The plot involves Irish immigrant Finian McLonergan, who has somehow managed to steal the legendary leprechauns crock of gold. He drags his lovely, spirited daughter Fiona to America, where he plants the crock in the "rich" soil near Fort Knox -- hoping that the gold will grow. Fiona swiftly finds love in the rugged arms of Woody, an itinerant worker who helps his black sharecropper neighbors fight off the land-grabbing schemes of racist Senator Rawkins. Things are complicated by the appearance of Og, a leprechaun desperately trying to get the crock of gold back to Ireland before he and his kind are turned into mortals -- and by Fiona inadvertently using the crock's magic to turn the bigoted Senator into a black man. Since this is a musical comedy, the crazy plot twist all lead to a sweet conclusion, but the Harburg-Lane score provides even more magic with such songs as "How Are Things in Glocca Morra," "Look to the Rainbow," and the glorious "Old Devil Moon," among others.
Jim Norton provides a genuine Irish brogue and a truckload of charm as Finian, and Kate Baldwin is a sheer musical and dramatic joy as Fiona. As Woody, the unspeakably sexy Cheyenne Jackson sends high notes and hearts flying with breath-taking abandon -- oh what a joy it is to hear this kind of full-out singing, something becoming all too rare on our stages today.
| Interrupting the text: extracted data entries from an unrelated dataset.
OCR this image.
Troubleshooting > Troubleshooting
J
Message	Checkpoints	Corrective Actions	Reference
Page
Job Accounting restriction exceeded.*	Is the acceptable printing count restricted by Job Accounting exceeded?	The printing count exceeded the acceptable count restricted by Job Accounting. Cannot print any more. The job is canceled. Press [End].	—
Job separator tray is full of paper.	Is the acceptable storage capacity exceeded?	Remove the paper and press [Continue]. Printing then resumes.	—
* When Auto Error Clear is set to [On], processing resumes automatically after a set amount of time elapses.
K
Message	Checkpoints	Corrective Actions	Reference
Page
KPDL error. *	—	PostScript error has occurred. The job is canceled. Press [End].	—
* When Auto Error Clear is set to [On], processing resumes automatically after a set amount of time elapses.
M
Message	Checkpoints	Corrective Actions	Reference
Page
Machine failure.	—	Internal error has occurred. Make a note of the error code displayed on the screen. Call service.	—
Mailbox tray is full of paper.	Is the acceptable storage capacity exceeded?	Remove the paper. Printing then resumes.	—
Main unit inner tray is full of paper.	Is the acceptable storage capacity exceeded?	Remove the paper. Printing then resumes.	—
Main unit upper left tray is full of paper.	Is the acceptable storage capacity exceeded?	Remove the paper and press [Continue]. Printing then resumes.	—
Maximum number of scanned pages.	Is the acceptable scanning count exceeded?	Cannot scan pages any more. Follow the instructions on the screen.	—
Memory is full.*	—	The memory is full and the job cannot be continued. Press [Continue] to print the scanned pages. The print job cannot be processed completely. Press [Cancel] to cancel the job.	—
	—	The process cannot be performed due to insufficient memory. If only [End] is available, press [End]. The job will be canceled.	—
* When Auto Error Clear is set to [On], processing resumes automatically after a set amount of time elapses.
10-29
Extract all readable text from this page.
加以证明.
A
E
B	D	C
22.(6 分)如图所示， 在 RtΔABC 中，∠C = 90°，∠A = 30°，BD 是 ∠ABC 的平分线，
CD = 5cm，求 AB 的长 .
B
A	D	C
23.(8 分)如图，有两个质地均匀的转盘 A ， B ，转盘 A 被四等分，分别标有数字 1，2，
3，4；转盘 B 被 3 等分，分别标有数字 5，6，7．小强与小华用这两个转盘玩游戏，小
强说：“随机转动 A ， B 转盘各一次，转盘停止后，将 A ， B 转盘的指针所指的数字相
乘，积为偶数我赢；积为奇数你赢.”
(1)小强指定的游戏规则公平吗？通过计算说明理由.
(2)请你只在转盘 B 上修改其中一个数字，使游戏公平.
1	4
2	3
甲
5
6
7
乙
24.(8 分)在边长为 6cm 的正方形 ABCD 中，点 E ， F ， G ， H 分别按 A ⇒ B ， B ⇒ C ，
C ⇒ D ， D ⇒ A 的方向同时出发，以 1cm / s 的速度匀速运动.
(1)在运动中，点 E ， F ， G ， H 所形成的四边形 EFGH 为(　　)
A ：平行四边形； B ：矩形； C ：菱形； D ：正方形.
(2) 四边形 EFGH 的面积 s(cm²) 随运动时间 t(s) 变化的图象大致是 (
Broadway stalwart Philip Bosco is a comic treat as the pin-headed Senator, and American Ballet Theatre's Alina Faye is sensational as Woody's sister Susan, a deaf mute who dances to communicate -- she shares a remarkable show-stopping moment with harmonica virtuoso Guy Davis. Veteran belter Terri White turns the underrated "Necessity" into yet another surprise show-stopper, setting it afire with her trademark blend of soulful singing and masterful mugging. Jeremy Bobb is merely pleasant as Og, a role which requires far more charm than this talented actor provides here.
The Encores production team does a handsome job on a shoestring budget, most noteworthy for a rainbow-shaped framework that framed the stage. Director Warren Carlyle keeps the sometimes complicated action easy to follow, and choreographs this dance-heavy with a sure and stylish hand. Musical director Rob Berman continues to prove a blessing to the Encores series, treating this score with all the loving care it deserves.
Many ill-informed people will tell you that Finian's Rainbow is out of date -- and anyone who sees this outstanding Encores staging will tell you what utter nonsense that is! Here's hoping that this wonderful musical can finally become a regular presence on our stages once again. Like real rainbows, this embarrassment of musical and comedic riches should be seen and delighted in far, far more often.